Error tracking without alert thresholds is passive observation. A team that checks the Sentry dashboard manually once per day will miss an error spike that began at 2 AM and drove 400 failed signups before business hours. NIST SP 800-53 IR-5 (incident monitoring) requires automated monitoring and notification. ISO 25010 reliability.availability is directly reduced by every minute between spike onset and team awareness; unconfigured alerts convert that to hours. Alert thresholds are also the only objective way to distinguish a transient blip from a systemic regression.

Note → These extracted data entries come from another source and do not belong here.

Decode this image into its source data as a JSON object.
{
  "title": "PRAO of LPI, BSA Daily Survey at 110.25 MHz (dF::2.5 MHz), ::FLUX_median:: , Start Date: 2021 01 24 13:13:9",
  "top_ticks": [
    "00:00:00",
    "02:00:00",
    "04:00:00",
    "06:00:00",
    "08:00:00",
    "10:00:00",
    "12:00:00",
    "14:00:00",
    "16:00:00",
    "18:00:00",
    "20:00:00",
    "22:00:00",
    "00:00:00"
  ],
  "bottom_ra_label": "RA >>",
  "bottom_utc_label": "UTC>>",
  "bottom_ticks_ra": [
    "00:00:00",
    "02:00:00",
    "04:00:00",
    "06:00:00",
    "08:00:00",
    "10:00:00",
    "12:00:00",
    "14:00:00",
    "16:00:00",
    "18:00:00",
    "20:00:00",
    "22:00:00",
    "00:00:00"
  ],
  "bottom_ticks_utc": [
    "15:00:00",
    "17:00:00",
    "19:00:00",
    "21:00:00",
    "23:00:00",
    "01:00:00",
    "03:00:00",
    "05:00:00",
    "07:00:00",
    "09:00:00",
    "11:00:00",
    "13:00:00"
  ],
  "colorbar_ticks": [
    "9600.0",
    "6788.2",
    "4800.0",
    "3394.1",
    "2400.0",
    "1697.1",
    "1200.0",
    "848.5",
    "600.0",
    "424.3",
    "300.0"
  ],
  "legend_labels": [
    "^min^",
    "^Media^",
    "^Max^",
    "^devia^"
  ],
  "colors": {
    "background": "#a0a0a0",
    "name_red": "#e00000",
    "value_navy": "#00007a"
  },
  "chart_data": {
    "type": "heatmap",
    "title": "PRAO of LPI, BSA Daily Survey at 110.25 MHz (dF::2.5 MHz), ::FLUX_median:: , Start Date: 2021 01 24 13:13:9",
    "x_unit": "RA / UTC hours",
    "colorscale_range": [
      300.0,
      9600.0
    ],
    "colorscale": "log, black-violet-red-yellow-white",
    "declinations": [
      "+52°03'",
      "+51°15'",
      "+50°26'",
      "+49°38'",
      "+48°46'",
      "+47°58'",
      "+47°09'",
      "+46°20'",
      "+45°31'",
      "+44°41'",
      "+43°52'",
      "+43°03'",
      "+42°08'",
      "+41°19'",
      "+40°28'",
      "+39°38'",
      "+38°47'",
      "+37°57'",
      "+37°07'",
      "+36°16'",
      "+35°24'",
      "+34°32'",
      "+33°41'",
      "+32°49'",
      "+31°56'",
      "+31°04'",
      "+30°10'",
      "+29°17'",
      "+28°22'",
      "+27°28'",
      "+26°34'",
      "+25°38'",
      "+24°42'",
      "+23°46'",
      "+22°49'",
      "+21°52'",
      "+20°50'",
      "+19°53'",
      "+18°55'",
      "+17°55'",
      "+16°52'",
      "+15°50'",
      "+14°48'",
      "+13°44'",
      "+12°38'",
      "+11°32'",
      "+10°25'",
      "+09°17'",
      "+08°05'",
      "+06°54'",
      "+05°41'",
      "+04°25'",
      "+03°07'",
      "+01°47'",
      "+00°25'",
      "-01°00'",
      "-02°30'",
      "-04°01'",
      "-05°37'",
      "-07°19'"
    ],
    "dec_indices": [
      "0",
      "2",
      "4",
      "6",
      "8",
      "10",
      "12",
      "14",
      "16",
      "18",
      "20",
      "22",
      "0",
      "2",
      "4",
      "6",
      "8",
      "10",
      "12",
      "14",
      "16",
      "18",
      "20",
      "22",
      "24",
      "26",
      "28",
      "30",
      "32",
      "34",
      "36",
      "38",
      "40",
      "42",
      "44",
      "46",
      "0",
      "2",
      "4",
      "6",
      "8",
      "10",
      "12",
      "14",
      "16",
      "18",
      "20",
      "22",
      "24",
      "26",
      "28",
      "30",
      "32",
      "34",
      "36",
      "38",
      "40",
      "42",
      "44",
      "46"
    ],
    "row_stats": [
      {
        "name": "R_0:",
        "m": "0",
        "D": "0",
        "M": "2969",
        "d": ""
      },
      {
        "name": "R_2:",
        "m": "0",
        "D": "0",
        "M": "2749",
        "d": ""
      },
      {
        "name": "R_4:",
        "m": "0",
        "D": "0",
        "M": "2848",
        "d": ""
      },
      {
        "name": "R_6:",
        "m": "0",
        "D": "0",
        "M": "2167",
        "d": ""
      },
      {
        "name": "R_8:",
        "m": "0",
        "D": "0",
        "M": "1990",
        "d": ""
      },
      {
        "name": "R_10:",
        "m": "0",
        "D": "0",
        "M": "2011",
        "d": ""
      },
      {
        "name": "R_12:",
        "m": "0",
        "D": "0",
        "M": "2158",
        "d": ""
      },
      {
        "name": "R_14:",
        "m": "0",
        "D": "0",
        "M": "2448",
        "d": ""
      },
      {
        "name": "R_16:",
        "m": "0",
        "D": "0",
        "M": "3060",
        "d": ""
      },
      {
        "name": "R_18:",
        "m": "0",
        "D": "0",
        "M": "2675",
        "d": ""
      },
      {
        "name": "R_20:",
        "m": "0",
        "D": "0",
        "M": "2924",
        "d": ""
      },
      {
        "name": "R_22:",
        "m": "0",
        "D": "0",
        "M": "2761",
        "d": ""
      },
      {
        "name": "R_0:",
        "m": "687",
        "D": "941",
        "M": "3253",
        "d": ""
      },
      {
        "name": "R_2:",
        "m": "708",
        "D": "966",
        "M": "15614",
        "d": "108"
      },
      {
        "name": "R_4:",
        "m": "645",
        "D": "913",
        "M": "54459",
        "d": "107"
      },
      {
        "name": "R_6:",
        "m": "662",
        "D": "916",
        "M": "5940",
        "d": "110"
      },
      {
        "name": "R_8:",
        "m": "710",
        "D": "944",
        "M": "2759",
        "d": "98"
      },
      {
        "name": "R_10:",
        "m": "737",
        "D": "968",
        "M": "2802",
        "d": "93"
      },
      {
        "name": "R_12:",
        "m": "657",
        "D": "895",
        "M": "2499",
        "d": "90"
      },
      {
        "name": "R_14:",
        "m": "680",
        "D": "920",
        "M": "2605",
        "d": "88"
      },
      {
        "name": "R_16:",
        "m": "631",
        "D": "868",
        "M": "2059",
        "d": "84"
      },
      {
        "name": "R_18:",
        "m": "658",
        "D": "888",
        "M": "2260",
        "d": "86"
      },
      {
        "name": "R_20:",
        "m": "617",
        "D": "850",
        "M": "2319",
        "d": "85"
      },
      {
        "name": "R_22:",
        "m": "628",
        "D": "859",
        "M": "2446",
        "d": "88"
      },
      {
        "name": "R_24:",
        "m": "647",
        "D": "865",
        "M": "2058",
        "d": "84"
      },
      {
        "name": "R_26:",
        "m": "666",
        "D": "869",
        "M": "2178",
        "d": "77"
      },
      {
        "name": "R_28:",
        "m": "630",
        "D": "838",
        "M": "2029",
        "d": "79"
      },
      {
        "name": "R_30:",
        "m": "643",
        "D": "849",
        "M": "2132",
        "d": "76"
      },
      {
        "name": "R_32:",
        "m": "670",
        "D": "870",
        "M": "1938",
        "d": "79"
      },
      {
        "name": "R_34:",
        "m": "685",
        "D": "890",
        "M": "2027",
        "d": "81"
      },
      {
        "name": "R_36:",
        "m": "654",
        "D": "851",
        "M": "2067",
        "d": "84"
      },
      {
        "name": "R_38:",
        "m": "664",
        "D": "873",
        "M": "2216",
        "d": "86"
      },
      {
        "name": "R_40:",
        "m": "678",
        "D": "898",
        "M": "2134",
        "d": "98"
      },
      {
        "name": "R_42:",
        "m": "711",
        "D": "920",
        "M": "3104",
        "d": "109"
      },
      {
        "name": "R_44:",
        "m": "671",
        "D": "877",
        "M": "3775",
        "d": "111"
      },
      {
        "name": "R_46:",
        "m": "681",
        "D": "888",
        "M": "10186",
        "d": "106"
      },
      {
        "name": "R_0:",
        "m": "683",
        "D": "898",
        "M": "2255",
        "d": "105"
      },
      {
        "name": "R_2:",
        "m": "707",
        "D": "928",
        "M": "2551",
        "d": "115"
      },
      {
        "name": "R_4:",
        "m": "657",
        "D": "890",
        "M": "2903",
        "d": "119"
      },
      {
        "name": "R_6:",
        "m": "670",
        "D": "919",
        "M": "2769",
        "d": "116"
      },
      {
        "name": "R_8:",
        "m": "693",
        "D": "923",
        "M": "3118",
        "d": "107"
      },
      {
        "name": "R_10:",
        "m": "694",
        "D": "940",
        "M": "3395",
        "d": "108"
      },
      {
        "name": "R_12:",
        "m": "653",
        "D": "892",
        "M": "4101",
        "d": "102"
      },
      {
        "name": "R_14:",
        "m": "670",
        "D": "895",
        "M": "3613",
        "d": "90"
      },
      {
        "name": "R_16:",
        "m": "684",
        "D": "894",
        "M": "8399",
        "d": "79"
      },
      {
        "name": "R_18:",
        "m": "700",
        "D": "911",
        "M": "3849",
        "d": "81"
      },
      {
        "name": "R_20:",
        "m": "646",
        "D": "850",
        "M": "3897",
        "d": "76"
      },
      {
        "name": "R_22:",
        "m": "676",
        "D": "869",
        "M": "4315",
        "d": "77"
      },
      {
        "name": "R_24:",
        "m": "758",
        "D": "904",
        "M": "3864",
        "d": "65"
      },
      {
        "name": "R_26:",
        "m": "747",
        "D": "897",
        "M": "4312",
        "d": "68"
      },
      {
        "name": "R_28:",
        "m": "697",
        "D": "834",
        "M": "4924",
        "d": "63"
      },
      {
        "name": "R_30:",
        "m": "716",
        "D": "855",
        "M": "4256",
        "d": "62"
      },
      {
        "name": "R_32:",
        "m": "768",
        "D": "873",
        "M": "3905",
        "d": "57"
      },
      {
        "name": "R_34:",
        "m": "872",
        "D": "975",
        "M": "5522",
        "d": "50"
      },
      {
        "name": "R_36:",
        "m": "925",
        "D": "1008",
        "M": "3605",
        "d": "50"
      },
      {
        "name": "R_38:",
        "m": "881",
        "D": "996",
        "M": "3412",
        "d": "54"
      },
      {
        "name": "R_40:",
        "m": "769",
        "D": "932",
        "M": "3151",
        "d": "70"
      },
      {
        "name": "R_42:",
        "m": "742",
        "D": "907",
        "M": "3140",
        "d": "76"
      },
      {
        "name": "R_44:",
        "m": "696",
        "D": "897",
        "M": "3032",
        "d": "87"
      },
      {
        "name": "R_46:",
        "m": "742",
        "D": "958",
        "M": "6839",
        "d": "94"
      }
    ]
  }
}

Info severity because alert gaps increase mean time to detection rather than causing failures directly — but undetected production incidents compound quietly, often reaching high user impact before anyone notices.
Configure at minimum three alert rules in your error tracking or monitoring service: error rate, p95 response time, and uptime. Test each rule fires correctly after setup.
# docs/runbook/alert-thresholds.md
## Active Alerts
| Metric | Threshold | Channel | Response SLA |
|-----------------|-----------------|---------------|--------------|
| Error rate | >1% of requests | Slack #ops | 15 min |
| p95 latency | >2000 ms | Slack #ops | 30 min |
| Uptime | <99.9% (5 min) | PagerDuty | 5 min |
## Testing
Trigger test: send `POST /api/chaos/error-spike` in staging.
Last verified: 2026-04-01
Document the last test date and next scheduled test so alert configuration does not silently drift into a non-firing state.
ID: error-resilience.graceful-degradation-shutdown.alert-thresholds
Severity: info
What to look for: Count all alert configurations in monitoring services. Enumerate thresholds for error rate (no more than 1%), response time (no more than 2 seconds p95), and uptime (at least 99.9%). Check whether error rate thresholds are documented and alerts configured (in error tracking service, monitoring tool, or runbook). Verify team receives notification within 5 minutes of threshold breach.
Pass criteria: Alert thresholds for error rate spikes are documented; team receives notification within 5 minutes of threshold breach. At least 3 alert thresholds must be configured covering error rate, response time, and availability.
Fail criteria: No alert thresholds documented or configured; team does not receive notifications.
Skip (N/A) when: The application has no production deployment or error tracking.
Cross-reference: For error tracking integration, see error-tracking-service. For recovery time objectives, see recovery-time-objectives.
Detail on fail: "No alert thresholds configured. Error spikes will not be noticed by the team" or "Thresholds documented but alerts configured to email only, not Slack — may take hours to notice"
Remediation: Document and test alert thresholds:
// lib/monitoring/alerts.ts — alert thresholds
const THRESHOLDS = { errorRate: 0.01, p95Latency: 2000, uptimePercent: 99.9 }
# Error Response Runbook
## Alert Thresholds
- Error rate spike: 5% of requests returning 5xx (normal: <0.5%)
- Notification channels: Slack #incidents, PagerDuty, email
- Response time: Slack within 5 minutes, PagerDuty immediate
## Testing
- Test alert firing monthly: `curl https://api/chaos/error-spike`
- Last tested: 2026-02-15
- Next test: 2026-03-15